WAN connections are made through a WAN interface on a router to a service provider to a distant site or to the Internet. These might be serial connections or any number of other WAN interfaces. With some types of WAN interfaces, an external device such as a DSU/ CSU or modem (such as an analog modem, cable modem, or DSL modem) is required to connect the router to the local point of presence (POP) of the service provider. The physical demarcation point is the place where the responsibility for the connection changes from the user to the service provider. This is important because when problems arise, both sides of the link need to prove that the problem either resides with them or not.
Figure 5-6 illustrates how a router interconnects different LANs through a WAN segment. The management ports provide a text-based connection that allows for configuration and troubleshooting of a router. The common management interfaces are the console and auxiliary ports. These ports are connected to a communications port on a computer. The computer must run a terminal emulation program to provide a text-based session with the router, which enables you to manage the device.
Figure 5-6 Routers Use the WAN to Connect Remote LANs
WAN Data Link Layer Protocols
In addition to physical layer devices, WANs require data link layer protocols to establish the link across the communication line from the sending to the receiving device.
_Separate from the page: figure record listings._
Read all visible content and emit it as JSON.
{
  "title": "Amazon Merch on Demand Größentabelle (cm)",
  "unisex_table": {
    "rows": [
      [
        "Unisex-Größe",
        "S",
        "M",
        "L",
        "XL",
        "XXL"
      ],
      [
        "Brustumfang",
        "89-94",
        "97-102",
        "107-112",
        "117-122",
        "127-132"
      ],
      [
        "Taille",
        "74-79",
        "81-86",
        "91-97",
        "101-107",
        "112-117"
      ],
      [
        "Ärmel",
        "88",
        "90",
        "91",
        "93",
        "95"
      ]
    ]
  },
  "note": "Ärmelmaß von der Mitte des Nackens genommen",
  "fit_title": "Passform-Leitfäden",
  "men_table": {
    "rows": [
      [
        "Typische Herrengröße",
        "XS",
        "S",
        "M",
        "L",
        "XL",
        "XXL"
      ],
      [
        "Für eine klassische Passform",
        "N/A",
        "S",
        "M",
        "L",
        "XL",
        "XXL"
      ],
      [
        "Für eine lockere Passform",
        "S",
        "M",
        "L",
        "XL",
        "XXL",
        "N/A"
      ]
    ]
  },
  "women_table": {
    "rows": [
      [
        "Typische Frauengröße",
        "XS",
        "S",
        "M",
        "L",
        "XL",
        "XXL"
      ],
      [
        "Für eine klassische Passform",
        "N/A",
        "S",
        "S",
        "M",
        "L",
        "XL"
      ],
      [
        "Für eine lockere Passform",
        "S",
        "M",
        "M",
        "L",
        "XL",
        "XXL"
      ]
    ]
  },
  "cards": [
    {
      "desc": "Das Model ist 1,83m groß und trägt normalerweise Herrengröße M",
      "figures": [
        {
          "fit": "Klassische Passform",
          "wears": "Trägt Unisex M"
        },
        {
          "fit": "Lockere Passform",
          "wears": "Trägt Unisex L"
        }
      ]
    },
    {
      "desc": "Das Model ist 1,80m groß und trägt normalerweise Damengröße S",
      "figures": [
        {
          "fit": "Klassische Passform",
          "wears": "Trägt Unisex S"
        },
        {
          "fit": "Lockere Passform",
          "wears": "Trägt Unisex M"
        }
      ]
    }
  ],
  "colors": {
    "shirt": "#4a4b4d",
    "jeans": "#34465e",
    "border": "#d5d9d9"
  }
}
Data link layer protocols define how data is encapsulated for transmission to remote sites and the mechanisms for transferring the resulting frames. A variety of different technologies, such as ISDN, Frame Relay, or ATM, are used. Many of these protocols use the same basic framing mechanism, HDLC, an ISO standard, or one of its subsets or variants. ATM is the most different because it uses small, fixed-size cells of 53 bytes (48 bytes for data).
The WAN data link layer protocols are as follows:
- HDLC
- PPP
- Frame Relay (Link Access Procedure for Frame Relay [LAPF])
- ATM
WAN Communication Link Options
WANs are accessed in a number of ways, depending on the data transmission requirements for the WAN. Figure 5-7 maps out the different WAN connectivity options.
Figure 5-7 WAN Connectivity Options
Two major categories of communication links for WANs exist: dedicated and switched. Within each category, individual types of communication link options exist, as follows:
- Dedicated communication links: When permanent dedicated connections are required, point-to-point lines are used with various capacities that are limited only by the underlying physical facilities and the willingness of users to pay for these dedicated lines. A point-to-point link provides a pre-established WAN communications path from the customer premises through the provider network to a remote destination. Point-to-point lines are usually leased from a carrier and are also called leased lines.
- Circuit-switched communication links: Circuit switching dynamically establishes a dedicated virtual connection for voice or data between a sender and a receiver. Before communication can start, you need to establish the connection through the network of the service provider.
- Packet-switched communication links: Many WAN users do not make efficient use of the fixed bandwidth that is available with dedicated, switched, or permanent circuits because the data flow fluctuates. Communications providers have data networks available to more appropriately service these users. In packet-switched networks, the data is transmitted in labeled cells, frames, or packets.